Fez en pocas palabras
Fez no tiene nada que envidiar a Marrakech, su hermana mayor marroquí. Esta ciudad imperial cuenta con un patrimonio histórico que supera los 1200 años de antigüedad. Desde hace unos años, Fez se ha consolidado como un destino de referencia en el Magreb.
La medina, un mundo aparte
El barrio más emblemático es, sin duda, su medina, declarada Patrimonio de la Humanidad por la Unesco en 1981. Es la más extensa de todo el norte de África, con más de 9000 callejones. Aunque pueda parecer poco recomendable, perderse por la medina de Fez, conocida como Fez-el-Bali, es toda una experiencia. Se accede a ella a través de una de las catorce puertas sagradas construidas en el siglo XII que rodean el casco antiguo. Bab-Boujloud es la más majestuosa, con su ornamentación de azulejos azules y verdes. Las calles comerciales Talaa-Kbira, al norte, y Tala-Seghira, al sur, albergan decenas de mercaderes y puestos de comida en un ambiente lleno de sonidos, olores y colores. Varias cooperativas permiten adentrarse en los secretos del aceite de argán, la repostería marroquí o el tejido. La medersa (escuela coránica) Bou-Inania es el monumento más bello de la medina. Se trata de un palacio labrado en bronce, madera de cedro pintada, ónice, mármol y azulejos. Los Tombeaux des Mérinides también merecen una visita, aunque solo sea por contemplar las vistas que ofrecen de la medina al atardecer.
Mezquita, festival y curtidurías
La ciudad nueva, llamada Fez-el-Jedid, también reserva monumentos de interés. Karaouine es a la vez la universidad más antigua del mundo y una mezquita fundamental. Es tan vasta que puede acoger a 20 000 fieles. Como su visita está reservada a los musulmanes, los no practicantes solo pueden admirarla desde el exterior. El musée Batha, instalado en un palacio de verano del siglo XIX, presenta una cuidada colección de arte y artesanía marroquí, como esculturas, tejidos bereberes e instrumentos musicales. Su jardín de estilo andaluz acoge cada año el Festival des musiques sacrées du monde. Es uno de los festivales más importantes de su género y atrae a músicos de todo el mundo. El programa se completa con debates literarios, proyecciones de cine y exposiciones. El Musée Nejjarine des arts et métiers du bois también es una parada muy recomendable.

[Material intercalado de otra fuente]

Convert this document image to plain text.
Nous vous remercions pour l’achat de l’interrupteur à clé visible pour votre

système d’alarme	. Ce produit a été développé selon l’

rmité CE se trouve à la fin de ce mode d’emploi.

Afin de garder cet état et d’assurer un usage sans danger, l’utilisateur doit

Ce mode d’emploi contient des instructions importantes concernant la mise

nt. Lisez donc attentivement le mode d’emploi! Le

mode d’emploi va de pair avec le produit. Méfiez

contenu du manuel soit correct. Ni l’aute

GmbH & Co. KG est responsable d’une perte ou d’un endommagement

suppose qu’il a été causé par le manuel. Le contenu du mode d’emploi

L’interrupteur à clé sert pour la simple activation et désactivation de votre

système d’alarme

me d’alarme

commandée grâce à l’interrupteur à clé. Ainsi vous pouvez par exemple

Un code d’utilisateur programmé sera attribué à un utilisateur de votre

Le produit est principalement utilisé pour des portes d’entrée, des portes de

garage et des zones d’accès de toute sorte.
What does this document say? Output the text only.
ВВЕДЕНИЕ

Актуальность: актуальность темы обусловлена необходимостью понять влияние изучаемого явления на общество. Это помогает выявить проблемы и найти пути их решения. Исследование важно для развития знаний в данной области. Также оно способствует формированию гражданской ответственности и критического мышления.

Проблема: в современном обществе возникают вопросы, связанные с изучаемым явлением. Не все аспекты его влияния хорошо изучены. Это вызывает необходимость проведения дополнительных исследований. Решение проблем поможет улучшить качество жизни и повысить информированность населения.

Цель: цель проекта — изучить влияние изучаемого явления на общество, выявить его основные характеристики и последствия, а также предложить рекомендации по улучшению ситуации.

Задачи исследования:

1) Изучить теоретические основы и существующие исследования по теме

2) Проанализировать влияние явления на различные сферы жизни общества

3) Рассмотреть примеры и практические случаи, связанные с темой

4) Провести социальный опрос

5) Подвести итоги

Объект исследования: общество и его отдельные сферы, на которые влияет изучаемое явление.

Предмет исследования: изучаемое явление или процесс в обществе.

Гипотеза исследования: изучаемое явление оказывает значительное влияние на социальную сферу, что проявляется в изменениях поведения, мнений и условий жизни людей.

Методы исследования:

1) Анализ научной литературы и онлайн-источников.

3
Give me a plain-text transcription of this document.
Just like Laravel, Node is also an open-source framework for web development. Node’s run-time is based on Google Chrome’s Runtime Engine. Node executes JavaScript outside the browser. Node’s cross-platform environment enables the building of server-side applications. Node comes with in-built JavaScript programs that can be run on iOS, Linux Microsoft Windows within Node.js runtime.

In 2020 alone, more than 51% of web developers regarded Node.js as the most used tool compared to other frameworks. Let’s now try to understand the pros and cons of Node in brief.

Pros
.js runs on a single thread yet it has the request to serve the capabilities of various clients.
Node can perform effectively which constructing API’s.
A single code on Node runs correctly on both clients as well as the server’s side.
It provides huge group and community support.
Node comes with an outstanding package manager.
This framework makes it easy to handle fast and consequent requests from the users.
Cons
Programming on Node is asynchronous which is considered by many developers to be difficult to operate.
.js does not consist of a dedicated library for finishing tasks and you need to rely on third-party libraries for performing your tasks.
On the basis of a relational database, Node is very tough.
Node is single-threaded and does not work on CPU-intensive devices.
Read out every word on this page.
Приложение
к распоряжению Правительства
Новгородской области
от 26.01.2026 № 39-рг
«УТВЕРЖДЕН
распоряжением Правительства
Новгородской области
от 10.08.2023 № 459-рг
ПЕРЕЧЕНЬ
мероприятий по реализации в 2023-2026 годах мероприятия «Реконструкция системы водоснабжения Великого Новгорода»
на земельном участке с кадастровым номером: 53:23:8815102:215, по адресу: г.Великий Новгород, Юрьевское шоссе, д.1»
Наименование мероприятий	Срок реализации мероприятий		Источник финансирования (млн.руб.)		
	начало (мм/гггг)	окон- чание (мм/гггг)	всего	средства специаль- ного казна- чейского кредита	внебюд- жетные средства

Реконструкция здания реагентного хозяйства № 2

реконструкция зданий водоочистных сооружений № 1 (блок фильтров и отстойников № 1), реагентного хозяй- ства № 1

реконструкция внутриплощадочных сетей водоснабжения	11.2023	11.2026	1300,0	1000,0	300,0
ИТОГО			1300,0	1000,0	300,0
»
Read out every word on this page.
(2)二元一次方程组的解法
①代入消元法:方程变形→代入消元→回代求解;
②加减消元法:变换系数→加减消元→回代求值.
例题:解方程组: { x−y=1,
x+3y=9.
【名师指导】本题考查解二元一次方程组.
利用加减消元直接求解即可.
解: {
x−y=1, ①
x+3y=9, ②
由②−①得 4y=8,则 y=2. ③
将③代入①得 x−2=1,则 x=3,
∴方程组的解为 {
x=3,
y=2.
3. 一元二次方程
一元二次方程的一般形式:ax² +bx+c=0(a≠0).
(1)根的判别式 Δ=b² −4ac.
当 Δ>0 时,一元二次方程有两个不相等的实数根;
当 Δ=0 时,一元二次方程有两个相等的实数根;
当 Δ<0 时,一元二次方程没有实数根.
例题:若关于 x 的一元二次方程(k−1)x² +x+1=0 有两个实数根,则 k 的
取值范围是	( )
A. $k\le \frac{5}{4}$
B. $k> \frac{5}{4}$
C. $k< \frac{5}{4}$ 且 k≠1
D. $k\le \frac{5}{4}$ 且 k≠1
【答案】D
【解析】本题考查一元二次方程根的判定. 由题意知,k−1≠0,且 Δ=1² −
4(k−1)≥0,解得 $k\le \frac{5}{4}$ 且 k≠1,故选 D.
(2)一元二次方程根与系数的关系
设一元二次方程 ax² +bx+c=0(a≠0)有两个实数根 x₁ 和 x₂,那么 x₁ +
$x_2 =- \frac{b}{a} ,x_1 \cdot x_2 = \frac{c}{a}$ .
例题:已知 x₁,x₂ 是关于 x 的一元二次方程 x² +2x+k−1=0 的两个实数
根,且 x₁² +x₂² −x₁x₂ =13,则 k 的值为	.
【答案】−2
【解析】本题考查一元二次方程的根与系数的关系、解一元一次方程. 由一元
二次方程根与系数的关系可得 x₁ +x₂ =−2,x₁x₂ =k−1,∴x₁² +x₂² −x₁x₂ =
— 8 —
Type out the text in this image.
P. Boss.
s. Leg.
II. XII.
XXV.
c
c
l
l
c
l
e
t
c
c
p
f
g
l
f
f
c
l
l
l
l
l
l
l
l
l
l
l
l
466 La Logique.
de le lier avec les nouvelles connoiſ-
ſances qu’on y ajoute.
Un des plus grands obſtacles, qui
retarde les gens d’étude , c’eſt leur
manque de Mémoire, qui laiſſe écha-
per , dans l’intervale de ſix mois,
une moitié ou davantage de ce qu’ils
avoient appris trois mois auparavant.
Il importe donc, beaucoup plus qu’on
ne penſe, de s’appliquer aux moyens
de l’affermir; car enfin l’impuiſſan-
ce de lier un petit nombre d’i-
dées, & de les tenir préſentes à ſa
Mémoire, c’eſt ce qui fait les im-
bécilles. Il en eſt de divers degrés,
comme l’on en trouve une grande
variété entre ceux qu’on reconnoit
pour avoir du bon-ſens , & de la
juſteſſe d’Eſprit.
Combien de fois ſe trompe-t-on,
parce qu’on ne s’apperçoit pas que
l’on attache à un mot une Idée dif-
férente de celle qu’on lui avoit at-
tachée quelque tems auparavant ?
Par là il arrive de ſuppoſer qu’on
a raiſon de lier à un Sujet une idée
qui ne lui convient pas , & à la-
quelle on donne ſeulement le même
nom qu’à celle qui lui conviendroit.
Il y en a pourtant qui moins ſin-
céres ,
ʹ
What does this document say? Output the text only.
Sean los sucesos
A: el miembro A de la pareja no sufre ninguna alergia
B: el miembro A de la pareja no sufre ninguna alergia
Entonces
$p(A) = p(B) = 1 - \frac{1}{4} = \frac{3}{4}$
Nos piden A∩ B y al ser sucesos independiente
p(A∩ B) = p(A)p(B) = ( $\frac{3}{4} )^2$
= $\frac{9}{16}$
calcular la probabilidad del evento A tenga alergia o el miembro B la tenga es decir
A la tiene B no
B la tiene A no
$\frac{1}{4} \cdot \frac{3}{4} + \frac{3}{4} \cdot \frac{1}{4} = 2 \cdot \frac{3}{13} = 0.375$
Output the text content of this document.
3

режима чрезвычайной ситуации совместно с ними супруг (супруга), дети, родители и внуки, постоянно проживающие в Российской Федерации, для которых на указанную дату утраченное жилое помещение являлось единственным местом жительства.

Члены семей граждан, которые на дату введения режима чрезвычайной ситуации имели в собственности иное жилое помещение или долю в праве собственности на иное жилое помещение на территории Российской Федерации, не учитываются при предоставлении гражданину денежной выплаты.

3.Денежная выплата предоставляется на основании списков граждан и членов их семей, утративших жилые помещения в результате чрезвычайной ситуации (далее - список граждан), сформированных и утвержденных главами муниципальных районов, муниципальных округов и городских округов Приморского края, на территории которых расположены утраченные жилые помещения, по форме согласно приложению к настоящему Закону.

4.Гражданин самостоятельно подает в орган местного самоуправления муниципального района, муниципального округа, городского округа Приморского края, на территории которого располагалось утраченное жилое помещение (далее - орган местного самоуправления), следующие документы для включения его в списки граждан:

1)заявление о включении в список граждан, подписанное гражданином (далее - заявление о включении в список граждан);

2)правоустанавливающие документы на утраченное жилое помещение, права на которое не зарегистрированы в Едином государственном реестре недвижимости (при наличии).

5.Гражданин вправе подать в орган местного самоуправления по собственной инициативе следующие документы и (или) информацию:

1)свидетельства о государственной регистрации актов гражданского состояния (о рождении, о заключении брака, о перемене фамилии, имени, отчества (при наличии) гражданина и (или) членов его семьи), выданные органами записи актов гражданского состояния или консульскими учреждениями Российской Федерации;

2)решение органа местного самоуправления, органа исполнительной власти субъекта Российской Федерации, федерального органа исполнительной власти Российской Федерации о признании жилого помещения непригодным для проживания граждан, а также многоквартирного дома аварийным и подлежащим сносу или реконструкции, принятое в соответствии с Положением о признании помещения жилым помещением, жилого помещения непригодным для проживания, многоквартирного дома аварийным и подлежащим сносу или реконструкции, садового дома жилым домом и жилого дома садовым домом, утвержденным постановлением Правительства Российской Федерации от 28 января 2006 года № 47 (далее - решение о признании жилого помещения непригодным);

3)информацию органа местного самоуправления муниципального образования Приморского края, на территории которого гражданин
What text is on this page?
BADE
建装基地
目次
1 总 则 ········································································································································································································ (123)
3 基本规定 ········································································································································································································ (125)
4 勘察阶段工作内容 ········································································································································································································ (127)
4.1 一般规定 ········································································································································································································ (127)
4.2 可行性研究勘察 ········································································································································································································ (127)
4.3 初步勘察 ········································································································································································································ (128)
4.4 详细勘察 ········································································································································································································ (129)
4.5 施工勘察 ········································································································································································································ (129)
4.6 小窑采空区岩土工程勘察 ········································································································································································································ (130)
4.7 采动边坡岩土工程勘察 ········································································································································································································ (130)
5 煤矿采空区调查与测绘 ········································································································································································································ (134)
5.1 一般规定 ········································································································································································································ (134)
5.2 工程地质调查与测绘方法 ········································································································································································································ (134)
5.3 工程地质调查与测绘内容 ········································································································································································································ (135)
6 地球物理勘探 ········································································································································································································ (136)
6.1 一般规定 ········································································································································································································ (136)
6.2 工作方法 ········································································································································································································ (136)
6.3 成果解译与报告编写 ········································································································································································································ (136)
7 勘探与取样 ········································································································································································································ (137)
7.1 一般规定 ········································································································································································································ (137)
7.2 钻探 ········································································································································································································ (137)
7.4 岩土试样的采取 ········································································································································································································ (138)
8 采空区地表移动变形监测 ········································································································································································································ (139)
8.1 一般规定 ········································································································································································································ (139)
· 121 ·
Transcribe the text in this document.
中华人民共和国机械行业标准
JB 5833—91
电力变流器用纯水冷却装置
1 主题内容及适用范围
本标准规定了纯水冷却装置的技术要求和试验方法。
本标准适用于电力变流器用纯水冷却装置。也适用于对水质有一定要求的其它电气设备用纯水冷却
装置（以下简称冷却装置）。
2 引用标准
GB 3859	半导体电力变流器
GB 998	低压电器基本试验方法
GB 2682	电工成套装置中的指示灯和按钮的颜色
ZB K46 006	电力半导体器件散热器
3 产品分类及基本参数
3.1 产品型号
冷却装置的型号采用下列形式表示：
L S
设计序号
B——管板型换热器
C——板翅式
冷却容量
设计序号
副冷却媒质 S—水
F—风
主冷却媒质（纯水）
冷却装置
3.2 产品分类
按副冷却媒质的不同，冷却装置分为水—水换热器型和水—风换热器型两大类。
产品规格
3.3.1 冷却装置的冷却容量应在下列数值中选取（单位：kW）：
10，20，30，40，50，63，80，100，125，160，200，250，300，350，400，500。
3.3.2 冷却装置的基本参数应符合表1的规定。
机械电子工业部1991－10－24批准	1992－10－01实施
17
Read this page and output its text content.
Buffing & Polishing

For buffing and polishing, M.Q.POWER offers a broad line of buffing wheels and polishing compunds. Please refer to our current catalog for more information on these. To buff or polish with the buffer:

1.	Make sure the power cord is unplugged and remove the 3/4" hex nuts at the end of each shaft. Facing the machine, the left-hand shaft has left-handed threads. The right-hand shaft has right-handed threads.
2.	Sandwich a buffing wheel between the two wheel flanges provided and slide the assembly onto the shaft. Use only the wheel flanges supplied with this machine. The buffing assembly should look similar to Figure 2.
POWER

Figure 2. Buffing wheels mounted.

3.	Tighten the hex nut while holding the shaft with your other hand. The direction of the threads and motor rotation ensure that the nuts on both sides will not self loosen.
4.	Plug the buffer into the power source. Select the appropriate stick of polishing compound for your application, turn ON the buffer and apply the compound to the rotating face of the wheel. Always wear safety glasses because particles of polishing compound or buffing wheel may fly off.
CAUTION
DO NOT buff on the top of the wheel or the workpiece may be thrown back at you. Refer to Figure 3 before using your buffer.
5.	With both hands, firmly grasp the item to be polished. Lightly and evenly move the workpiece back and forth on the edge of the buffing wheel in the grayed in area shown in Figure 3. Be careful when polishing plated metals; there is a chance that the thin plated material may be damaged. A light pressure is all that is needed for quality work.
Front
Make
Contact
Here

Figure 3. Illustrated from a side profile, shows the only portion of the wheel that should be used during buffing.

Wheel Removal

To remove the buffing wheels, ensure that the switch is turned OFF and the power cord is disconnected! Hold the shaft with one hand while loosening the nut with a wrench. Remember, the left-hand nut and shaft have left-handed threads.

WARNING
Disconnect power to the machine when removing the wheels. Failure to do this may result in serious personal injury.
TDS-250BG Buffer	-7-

Otro lugar fascinante es el barrio de los curtidores, que ofrece visiones y aromas intensos. Cerca de la plaza as-Seffarine, las tanneries Chouara producen cueros y pieles de gran calidad. Por la mañana, se pueden ver las grandes cubas llenas de tintes y observar a los artesanos en plena faena.
Cuándo ir
El clima es suave durante todo el año, pero la primavera y el otoño son las estaciones más agradables. El verano trae consigo fuertes calores que pueden llegar a ser sofocantes. Junio es un buen mes para viajar a Fez y asistir al Festival des musiques sacrées du monde.
Cómo llegar
Un vuelo directo desde París dura 2 horas y 45 minutos. Los precios de los billetes de avion son muy competitivos fuera de temporada, pudiendo encontrarse desde 40 euros.
Fez es una ciudad increíble, una visita obligada durante una estancia en Marruecos. Te despiertas con el sonido de la oración, ya que hay mezquitas en cada esquina. Las calles son muy estrechas, un auténtico laberinto. Cada paso es un descubrimiento.
Hay que subir a las azoteas de los vendedores de alfombras para descubrir las grandes cubas de tintado de pieles y cueros. Fez es conocida precisamente por su artesanía. Por lo tanto, es el lugar ideal para comprar bolsos y alfombras.